Vooral grotere honden hebben last van deze elleboogaandoeningen. Onderstaande rassen zijn relatief vatbaar voor aandoening:
- labradors
- bouviers
- Duitse herders
- berner sennenhonden
- sint-bernardshonden
- chowchows
- rottweilers
- golden retrievers
- Ierse wolfshonden.
Los Processus Coronoideus kenmerkt zich, doordat de hond mank gaat lopen. Het dier zal zijn voorpoten niet goed meer kunnen gebruiken. De hond heeft meestal pijn aan zijn ellebogen, doordat het botje losjes tussen de gewichten beweegt. Het drukt dan tegen het bot en de zenuwen aan. Los Processus Coronoideus komt meestal op jonge leeftijd tot uiting. De eerste klachten kunnen bij puppy's van vier tot zes maanden optreden. De aandoening kan in verschillende varianten voorkomen. Er bestaan matige en ergere vormen van LPC. In een verder stadium, heeft de hond meestal al artrose.
Hoe groter het stuk bot tussen het ellebooggewricht, hoe manker de hond zal gaan lopen. Ook als er al artrose is, zullen de klachten erger worden. Dit hangt ook van de ernst van de artrose af. LPC is bovendien minder erg dan processus anconeus(LPA), een uitpuiling van de ellepijp. Deze aandoening zorgt ervoor dat de dieren zeer mank gaan lopen. Er is bij LPC dus sprake van een milder geval.

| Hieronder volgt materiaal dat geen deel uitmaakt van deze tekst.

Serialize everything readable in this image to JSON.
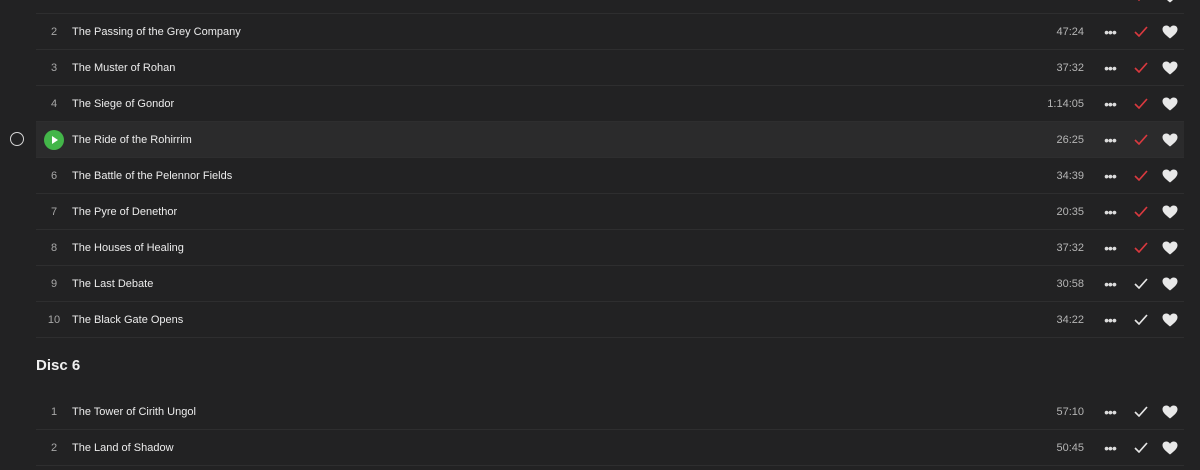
{
  "colors": {
    "background": "#222223",
    "row_border": "#2e2e2f",
    "playing_row": "#2b2b2c",
    "play_green": "#43b649",
    "check_red": "#d9393f",
    "check_white": "#e6e6e6",
    "heart": "#e8e8e8"
  },
  "icons": {
    "more": "more-dots-icon",
    "check": "check-icon",
    "heart": "heart-icon",
    "play": "play-icon",
    "radio": "radio-circle-icon"
  },
  "more_glyph": "•••",
  "disc5": {
    "tracks": [
      {
        "num": "2",
        "title": "The Passing of the Grey Company",
        "duration": "47:24",
        "checked_color": "red"
      },
      {
        "num": "3",
        "title": "The Muster of Rohan",
        "duration": "37:32",
        "checked_color": "red"
      },
      {
        "num": "4",
        "title": "The Siege of Gondor",
        "duration": "1:14:05",
        "checked_color": "red"
      },
      {
        "num": "",
        "title": "The Ride of the Rohirrim",
        "duration": "26:25",
        "checked_color": "red",
        "playing": true
      },
      {
        "num": "6",
        "title": "The Battle of the Pelennor Fields",
        "duration": "34:39",
        "checked_color": "red"
      },
      {
        "num": "7",
        "title": "The Pyre of Denethor",
        "duration": "20:35",
        "checked_color": "red"
      },
      {
        "num": "8",
        "title": "The Houses of Healing",
        "duration": "37:32",
        "checked_color": "red"
      },
      {
        "num": "9",
        "title": "The Last Debate",
        "duration": "30:58",
        "checked_color": "white"
      },
      {
        "num": "10",
        "title": "The Black Gate Opens",
        "duration": "34:22",
        "checked_color": "white"
      }
    ]
  },
  "disc6": {
    "heading": "Disc 6",
    "tracks": [
      {
        "num": "1",
        "title": "The Tower of Cirith Ungol",
        "duration": "57:10",
        "checked_color": "white"
      },
      {
        "num": "2",
        "title": "The Land of Shadow",
        "duration": "50:45",
        "checked_color": "white"
      }
    ]
  }
}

Een dierenarts kan de aandoening vaststellen. Een röntgenfoto kan hierbij helpen. Meestal wordt hierbij direct duidelijk dat het om elleboogdysplasie gaat. Toch is er soms meer klinisch onderzoek nodig. Een CT-scan is bijvoorbeeld nauwkeuriger dan een röntgenfoto. Deze kan ook kleine botstukjes waarnemen. De meest nauwkeurige onderzoekmethode, is een artroscopie of een botscan. Een botscan kan de aandoening specifieker lokaliseren.
Een chirurgische behandeling is noodzakelijk bij elleboogdysplasie. Dit is de enige manier om de aandoening te genezen. Er kunnen meerdere kraakbeenstukjes en botsplinters in de elleboog zitten. Deze moeten secuur worden verwijderd. Dit gebeurt door een operatie, waarbij de hond algehele anesthesie krijgt. Als er sprake van ongelijke groei in de botten is, zal er een speciale ulnectomie plaatsvinden. De radius van het gewricht, kan hierdoor zonder belemmeringen groeien. De ulna wordt doorgezaagd en kan later weer, op de juiste manier, aangroeien. Bij artrose worden er ontstekingsremmende pijnstillers voorgeschreven. Deze remmen de gewrichtsontstekingen, waardoor de aandoening minder heftig wordt. Ook worden er bepaalde diëten en voedingssupplementen aanbevolen.